There's a lot of problems with this clip. It's a comic beat, possibly the cold opening of the episode (unrelated to Mariner and Boimler becoming envoys), but outside of the jokes, it doesn't really fit the Star Trek universe. This is a parody clip, and I am really hoping that the show continues to veer away from parody as McMahan insisted it would.
So this entity can create items from air molecules. That's cool, but doesn't replicator do that, in effect at least? Why does Mariner use this wish-granting entity to do something the replicator can give her? The easy answer is that there's limits built in which means a tricorder is not available to be replicated. That's a worrying thought, because it means Starfleet might be undersupplying its own personnel, not providing them with the latest advances or forcing them to utilize subpar technology.
I don't think the purple stripe is part of the joke. It just indicates that is the newest tricorder to an outside observer. The entity and Mariner know the exact specifications, somehow, to this purple tricorder that advance it further than others.
Logistically, beyond the wish for a tricorder, how is this matter-replicating entity so easily captured?
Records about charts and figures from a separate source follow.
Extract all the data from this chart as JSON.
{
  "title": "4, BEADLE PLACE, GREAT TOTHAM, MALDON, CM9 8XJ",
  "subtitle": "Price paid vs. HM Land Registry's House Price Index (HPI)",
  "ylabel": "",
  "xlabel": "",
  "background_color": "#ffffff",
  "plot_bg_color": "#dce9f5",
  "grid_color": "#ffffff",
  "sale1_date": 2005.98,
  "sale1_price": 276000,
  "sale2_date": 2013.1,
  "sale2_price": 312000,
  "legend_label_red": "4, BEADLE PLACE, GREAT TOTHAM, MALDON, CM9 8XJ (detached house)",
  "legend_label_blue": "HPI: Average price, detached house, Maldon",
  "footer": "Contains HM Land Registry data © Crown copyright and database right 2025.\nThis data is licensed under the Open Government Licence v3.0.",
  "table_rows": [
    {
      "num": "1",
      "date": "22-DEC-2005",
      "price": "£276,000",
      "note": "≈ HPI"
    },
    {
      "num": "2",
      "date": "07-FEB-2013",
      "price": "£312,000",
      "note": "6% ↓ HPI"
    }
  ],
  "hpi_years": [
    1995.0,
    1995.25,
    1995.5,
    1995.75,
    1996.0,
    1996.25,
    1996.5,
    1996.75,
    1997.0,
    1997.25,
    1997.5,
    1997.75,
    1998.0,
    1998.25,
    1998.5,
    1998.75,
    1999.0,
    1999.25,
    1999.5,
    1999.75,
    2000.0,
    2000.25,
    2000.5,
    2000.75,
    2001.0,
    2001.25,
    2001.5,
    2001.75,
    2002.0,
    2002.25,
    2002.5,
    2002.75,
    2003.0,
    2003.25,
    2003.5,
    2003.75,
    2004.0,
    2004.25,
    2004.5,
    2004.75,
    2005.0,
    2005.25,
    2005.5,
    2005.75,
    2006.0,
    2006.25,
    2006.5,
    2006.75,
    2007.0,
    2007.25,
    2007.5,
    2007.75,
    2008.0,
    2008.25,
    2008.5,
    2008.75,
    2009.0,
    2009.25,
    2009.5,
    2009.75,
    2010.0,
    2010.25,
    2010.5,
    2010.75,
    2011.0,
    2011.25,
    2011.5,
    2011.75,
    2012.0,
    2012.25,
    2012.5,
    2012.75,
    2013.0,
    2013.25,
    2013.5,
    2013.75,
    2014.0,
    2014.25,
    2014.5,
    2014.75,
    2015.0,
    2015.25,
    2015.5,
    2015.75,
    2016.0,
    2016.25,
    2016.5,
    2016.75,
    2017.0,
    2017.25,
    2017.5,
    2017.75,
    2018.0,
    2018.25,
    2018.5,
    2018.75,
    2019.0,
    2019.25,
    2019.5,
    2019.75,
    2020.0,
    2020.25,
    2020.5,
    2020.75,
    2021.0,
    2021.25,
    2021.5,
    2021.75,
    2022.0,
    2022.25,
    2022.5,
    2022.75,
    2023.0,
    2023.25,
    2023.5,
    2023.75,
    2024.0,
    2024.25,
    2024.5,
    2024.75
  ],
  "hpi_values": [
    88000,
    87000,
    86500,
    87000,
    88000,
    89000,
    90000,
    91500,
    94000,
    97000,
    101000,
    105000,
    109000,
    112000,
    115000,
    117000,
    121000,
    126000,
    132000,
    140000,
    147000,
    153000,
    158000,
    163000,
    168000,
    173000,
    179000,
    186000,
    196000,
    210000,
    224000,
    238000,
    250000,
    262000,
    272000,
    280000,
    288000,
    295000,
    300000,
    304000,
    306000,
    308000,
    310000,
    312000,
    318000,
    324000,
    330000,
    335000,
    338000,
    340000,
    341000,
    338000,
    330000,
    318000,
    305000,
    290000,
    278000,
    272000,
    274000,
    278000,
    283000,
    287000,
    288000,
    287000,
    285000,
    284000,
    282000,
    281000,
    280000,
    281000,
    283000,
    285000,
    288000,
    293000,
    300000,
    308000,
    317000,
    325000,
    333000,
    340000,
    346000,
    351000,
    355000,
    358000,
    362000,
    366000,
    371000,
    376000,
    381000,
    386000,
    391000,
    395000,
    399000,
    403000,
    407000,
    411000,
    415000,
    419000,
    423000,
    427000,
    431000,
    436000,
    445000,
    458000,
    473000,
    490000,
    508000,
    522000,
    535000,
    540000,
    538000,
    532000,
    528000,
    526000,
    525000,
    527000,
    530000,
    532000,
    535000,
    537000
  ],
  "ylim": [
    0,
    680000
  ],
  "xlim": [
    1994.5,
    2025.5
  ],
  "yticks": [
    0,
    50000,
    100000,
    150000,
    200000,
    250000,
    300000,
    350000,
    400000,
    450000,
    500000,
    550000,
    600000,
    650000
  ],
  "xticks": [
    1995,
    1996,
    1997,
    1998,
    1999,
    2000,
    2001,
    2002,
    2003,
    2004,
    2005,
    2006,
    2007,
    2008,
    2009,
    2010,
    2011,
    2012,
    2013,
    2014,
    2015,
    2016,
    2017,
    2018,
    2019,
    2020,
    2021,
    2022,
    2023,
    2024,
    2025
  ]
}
It can travel through bulkheads and into a person's sternum, but not through their arms while being wrestled? Mariner was familiar with it as a "trans-dimensional energy being", so maybe she's dealt with this specific species before. She was pretty adamant that it was a bad guy who zaps people (but it never zapped her), and that it could be placed safely inside a storage pod. But then she lets it go to create the tricorder and power crystal, which uses up much of its mass.
As a smaller creature, the entity attempts to kill the Captain, whereas it only wanted Mariner and Tendi to supplicate themselves. Obviously it knows alot (tricorder designs, storage pods), so it probably recognized Captain Freeman, and by killing the Captain, it wanted to take over the ship with little recourse from the crew. I don't know if it died (I would doubt it) or just entered the Captain's body and left of its own accord at some future period (or even possesses her as some plot point in the episode). We'll have to wait and see what the episode gives us.
So, I agree with the OP. The scene could've been better handled, without resorting to a self-referential comedy skit. The idea, already present from the first episode, that these Ensigns just shrug and eye roll when dealt with the cosmic horror of the universe, is great and the bread and butter of McMahan's vision for the show. But they might want to be a little more nuanced in how that is presented at times.